A statement from the office of the United Nations High Commissioner for Refugees (UNHCR) in Khartoum said on Monday that more than 80 percent of the latest arrivals were women and children.
"Initial expectations were that 60,000 refugees may arrive through 2017, but in the first two months alone, over 31,000 refugees arrived," the statement read.
Sources say many of the refugees are exhausted, malnourished and ill after having walked for days.
Sudan is hosting about 328,339 refugees, who fled civil war in South Sudan that erupted in late 2013.
Fighting between government forces of President Salva Kiir and rebels led by the former vice president, Riek Machar, has caused a mass exodus in the troubled region. The fighting has uprooted more than three million people over the past years.
The Central African Republic, the Democratic Republic of the Congo, Ethiopia, Kenya, and Uganda are also hosting thousands of refugees from South Sudan.

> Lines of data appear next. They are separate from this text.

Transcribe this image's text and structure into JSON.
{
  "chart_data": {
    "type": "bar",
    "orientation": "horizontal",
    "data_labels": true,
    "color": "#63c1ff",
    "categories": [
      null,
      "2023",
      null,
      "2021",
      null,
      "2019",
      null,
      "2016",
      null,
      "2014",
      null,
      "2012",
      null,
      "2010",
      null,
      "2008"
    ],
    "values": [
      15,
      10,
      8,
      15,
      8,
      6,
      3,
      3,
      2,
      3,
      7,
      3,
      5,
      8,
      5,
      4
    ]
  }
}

The UN says the continuing migration presented "heightened risks of prolonged (food) underproduction into 2018" across South Sudan.
The UN declared famine last week in parts of South Sudan's Unity State. The international body says about 5.5 million people are expected to have no reliable source of food by July.
The UN Children's Fund (UNICEF) has also recently warned that at least 270,000 children in South Sudan are suffering from malnutrition.
The country gained independence in July 2011, but descended into war in December 2013, after President Kiir accused Machar of plotting a coup to usurp power.
Numerous international attempts to reach a truce between the warring sides have failed.